A fábrica, localizada no campus principal da empresa sul-coreana na cidade de Icheon, produz chips de memória de alta largura de banda (HBM), capazes de transferir dados equivalentes a 200 filmes de longa-metragem a cada segundo.
Por décadas, os chips de memória foram o segmento menos glamouroso da indústria de semicondutores. Mas os projetos HBM, como o HBM3E produzido na fábrica de Icheon, estão transformando a indústria de memória.
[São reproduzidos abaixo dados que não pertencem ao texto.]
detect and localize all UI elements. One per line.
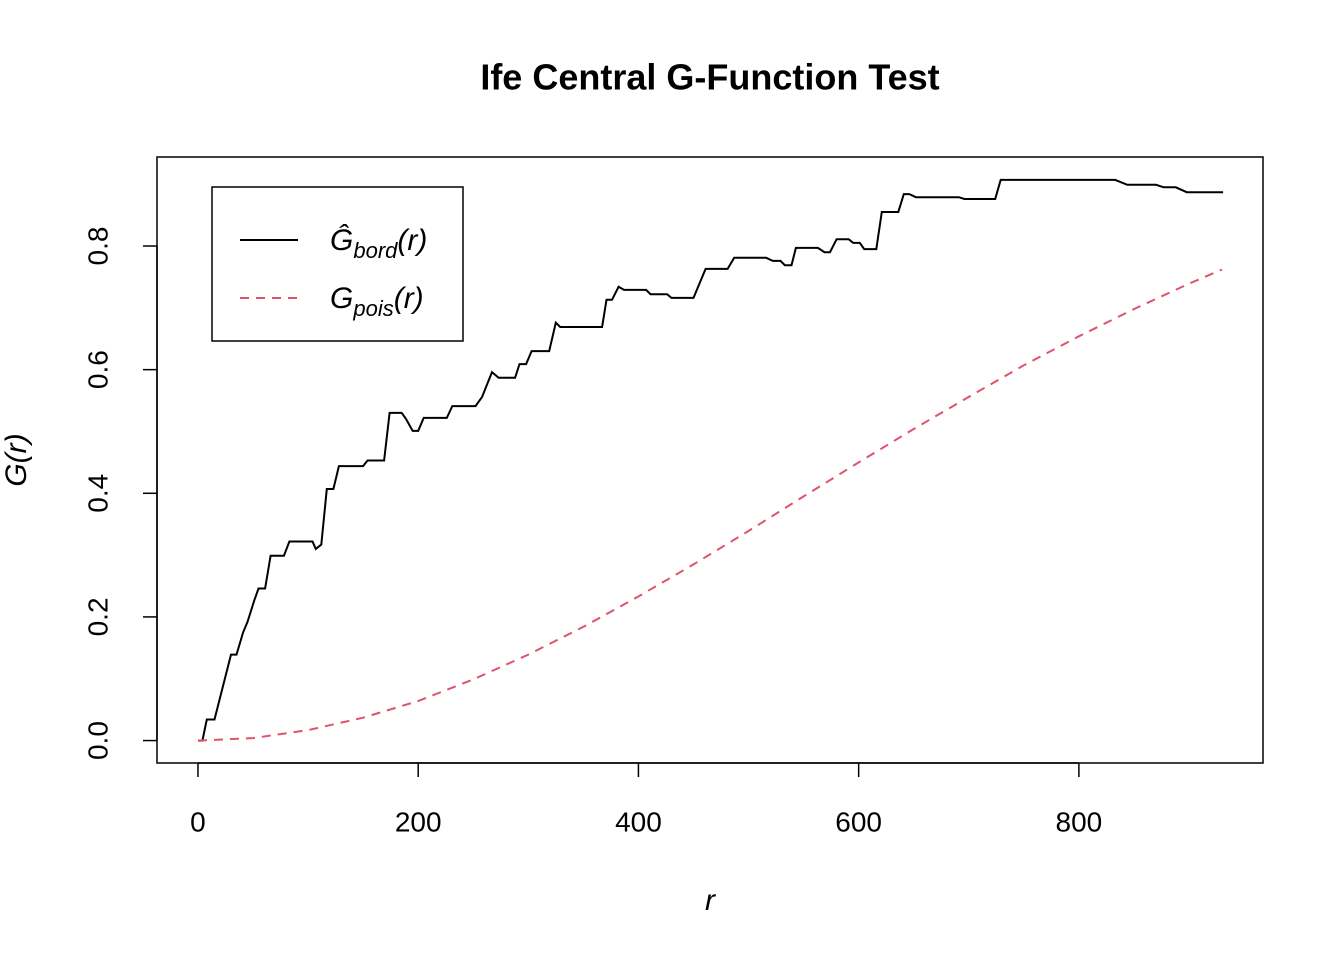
x-tick-label: 800: [1056, 806, 1103, 837]
series-line: [198, 178, 1224, 742]
y-tick-label: 0.6: [82, 350, 113, 389]
y-tick-label: 0.8: [82, 227, 113, 266]
x-tick-label: 0: [190, 806, 206, 837]
y-tick-label: 0.2: [82, 597, 113, 636]
legend-box: [211, 186, 464, 342]
series-line: [197, 268, 1223, 742]
x-tick-label: 600: [835, 806, 882, 837]
x-tick-label: 400: [615, 806, 662, 837]
legend-label: Gpois(r): [330, 282, 424, 321]
x-axis-label: r: [705, 884, 716, 917]
plot-frame: [156, 156, 1264, 764]
x-tick-label: 200: [395, 806, 442, 837]
legend-label: Ĝbord(r): [330, 223, 427, 263]
chart-title: Ife Central G-Function Test: [480, 57, 939, 98]
y-axis-label: G(r): [0, 433, 33, 486]
y-tick-label: 0.0: [82, 721, 113, 760]
y-tick-label: 0.4: [82, 474, 113, 513]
Joon-yong Choi, vice-presidente e chefe de planejamento de negócios HBM na SK Hynix, diz que, enquanto na memória de acesso aleatório dinâmico convencional (Dram) “o custo era priorizado pelos clientes em detrimento da energia e desempenho, com o HBM, energia e desempenho são priorizados sobre o custo”.
Eles estão ajudando desenvolvedores dos chamados modelos de linguagem de grande escala a aliviar os efeitos da “barreira de memória” — onde limitações no armazenamento e recuperação de dados são um impedimento para melhorar o desempenho — além de aumentar a eficiência e reduzir custos em milhares de centros de dados em construção ao redor do mundo.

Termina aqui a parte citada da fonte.